Ich hatte leider gesundheitlich gerade eine nicht optimale Phase (Gallenblasenentfernung und Bauchspeichldrüsenentzündung), deshalb habe ich mich lange nicht gemeldet.
Wir haben auch erst mit dem Mixer versucht, das Destillat zu schleudern. Die Wohnung roch schon heftig nachher, wie ja auch bereits beschrieben wurde. Ich kann nicht genau beurteilen, nach was das Destillat schmeckte, ich habe nichts womit ich es vergleichen könnte, schmeckte aber nicht nicht wirklich geniessbar...
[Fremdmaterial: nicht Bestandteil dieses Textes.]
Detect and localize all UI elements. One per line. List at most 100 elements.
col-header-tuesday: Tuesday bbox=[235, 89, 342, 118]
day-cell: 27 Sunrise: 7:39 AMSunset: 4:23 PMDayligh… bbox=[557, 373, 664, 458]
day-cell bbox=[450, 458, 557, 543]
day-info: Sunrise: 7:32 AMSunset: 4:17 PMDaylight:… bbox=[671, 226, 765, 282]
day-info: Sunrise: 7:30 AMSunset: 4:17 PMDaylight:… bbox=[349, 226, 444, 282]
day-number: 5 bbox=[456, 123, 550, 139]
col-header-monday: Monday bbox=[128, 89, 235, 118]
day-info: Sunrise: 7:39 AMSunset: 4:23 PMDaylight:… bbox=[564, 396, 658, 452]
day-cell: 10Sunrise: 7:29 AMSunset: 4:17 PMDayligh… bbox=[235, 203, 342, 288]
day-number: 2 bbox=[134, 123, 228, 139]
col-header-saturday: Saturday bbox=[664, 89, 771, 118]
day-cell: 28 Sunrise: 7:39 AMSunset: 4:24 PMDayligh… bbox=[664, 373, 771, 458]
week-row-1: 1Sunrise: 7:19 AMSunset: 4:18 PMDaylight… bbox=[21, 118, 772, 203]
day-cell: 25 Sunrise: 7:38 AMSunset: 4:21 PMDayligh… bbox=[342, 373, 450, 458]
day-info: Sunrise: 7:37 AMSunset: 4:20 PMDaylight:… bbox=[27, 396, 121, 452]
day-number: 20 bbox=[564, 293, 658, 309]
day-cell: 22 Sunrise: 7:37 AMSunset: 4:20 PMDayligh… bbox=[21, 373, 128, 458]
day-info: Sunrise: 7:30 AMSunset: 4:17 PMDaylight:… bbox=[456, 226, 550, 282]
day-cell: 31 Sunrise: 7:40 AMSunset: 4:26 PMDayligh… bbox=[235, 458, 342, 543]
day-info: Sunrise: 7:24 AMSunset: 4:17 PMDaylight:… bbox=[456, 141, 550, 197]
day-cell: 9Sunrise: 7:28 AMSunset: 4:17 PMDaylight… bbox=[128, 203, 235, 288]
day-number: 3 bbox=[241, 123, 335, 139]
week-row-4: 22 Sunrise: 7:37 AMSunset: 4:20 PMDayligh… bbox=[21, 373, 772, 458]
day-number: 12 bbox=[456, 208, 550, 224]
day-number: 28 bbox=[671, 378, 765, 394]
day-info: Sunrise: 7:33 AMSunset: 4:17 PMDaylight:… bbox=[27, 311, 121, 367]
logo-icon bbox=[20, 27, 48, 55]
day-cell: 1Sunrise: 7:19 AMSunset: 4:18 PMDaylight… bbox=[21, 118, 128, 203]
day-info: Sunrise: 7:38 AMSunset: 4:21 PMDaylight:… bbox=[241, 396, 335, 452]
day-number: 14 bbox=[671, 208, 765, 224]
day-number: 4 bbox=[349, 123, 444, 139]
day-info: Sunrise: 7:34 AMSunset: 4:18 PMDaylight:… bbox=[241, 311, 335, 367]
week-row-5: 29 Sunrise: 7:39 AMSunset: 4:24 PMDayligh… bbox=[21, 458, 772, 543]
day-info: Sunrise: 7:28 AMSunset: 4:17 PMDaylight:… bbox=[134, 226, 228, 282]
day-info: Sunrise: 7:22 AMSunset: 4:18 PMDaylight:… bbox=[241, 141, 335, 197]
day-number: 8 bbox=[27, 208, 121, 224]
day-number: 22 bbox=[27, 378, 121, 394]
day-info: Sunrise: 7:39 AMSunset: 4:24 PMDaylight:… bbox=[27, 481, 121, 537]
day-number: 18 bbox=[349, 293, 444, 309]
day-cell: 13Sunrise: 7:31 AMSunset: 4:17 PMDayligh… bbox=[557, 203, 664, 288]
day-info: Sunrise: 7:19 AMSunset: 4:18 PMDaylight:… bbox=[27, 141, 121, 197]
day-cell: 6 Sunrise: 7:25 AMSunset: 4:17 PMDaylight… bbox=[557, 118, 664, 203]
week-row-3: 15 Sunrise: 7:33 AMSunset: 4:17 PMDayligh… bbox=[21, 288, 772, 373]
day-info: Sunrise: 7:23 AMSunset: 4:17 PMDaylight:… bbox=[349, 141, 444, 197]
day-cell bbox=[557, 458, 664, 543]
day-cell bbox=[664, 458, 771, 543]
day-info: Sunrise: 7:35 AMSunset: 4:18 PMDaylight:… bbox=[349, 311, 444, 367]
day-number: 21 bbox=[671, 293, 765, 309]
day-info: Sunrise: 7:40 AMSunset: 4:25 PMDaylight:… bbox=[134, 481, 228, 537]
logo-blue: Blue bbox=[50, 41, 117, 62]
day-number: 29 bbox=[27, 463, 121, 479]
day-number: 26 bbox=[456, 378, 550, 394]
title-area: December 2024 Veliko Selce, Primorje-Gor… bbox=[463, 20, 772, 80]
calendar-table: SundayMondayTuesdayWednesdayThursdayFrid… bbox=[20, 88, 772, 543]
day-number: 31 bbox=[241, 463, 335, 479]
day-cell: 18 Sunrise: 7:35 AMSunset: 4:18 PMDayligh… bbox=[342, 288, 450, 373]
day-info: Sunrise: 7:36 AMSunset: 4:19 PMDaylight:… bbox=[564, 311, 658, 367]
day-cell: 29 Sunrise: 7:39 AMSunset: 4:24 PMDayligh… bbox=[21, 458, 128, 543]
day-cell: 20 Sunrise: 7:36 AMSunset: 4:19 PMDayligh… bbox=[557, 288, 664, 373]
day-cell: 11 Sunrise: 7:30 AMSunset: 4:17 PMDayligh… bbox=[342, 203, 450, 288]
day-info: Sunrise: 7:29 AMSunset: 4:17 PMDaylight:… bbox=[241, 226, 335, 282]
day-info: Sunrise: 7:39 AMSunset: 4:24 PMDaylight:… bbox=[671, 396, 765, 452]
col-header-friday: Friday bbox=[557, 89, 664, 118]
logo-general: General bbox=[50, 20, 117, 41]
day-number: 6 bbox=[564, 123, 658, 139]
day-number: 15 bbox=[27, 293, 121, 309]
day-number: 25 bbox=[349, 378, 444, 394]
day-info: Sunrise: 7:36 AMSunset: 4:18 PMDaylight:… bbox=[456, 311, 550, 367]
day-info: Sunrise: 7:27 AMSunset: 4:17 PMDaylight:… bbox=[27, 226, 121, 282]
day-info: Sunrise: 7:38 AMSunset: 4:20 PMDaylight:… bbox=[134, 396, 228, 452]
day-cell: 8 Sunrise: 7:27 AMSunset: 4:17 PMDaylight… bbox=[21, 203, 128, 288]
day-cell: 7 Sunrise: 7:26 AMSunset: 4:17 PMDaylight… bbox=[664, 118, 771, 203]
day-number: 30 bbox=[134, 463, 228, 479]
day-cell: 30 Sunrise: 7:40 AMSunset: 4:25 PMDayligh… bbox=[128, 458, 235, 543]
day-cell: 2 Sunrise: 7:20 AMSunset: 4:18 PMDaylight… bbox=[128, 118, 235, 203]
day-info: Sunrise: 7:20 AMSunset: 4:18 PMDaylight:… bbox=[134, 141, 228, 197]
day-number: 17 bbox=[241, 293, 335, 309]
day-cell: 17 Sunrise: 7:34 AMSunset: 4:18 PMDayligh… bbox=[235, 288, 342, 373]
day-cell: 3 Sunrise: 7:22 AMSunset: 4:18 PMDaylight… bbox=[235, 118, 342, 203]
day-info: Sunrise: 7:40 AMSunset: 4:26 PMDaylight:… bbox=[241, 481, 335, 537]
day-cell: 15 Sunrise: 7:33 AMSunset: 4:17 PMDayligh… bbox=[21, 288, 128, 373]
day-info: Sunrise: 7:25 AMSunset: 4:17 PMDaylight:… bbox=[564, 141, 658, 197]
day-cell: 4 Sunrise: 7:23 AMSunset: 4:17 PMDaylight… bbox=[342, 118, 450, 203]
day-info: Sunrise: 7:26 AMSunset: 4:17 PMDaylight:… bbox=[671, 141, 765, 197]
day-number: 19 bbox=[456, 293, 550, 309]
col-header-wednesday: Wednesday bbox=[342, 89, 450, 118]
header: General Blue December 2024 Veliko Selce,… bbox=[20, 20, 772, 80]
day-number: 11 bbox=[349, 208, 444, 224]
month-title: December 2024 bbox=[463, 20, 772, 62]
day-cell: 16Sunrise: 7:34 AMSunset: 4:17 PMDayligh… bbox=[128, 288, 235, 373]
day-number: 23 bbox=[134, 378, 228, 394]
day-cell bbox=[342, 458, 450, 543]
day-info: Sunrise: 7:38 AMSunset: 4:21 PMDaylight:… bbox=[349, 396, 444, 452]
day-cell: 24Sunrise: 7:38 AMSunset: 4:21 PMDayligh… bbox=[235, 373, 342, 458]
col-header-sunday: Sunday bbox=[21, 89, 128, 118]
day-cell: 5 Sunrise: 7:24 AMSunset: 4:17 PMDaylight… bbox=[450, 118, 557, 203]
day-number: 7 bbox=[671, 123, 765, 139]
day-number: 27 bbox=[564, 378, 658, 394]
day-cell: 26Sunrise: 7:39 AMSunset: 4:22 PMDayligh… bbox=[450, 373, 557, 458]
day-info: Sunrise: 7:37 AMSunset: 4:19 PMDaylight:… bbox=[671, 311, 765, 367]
Wir haben dann noch versucht Sultaninen reinzugeben um zu schauen, ob das den Geschmack so verändert, dass es geniessbar wird. Leider war auch dieser Versuch nicht von Erfolg gekrönt.
Wir haben dann beschlossen, dass wir vielleicht doch lieber versuchen eine Maische anzusetzen und dann "richtig" etwas zu destillieren. So werden wir uns jetzt noch vertieft hier ins Forum einlesen und versuchen einen Brennhafen selbst zu bauen. Mal sehen was wie das rauskommt.

Fazit des Versuchs: Alten Wein destillieren ist möglich, kommt aber auf den Wein und auch den zeitlichen Aufwand an den man reinsteckt. Ich würde eher davon abraten.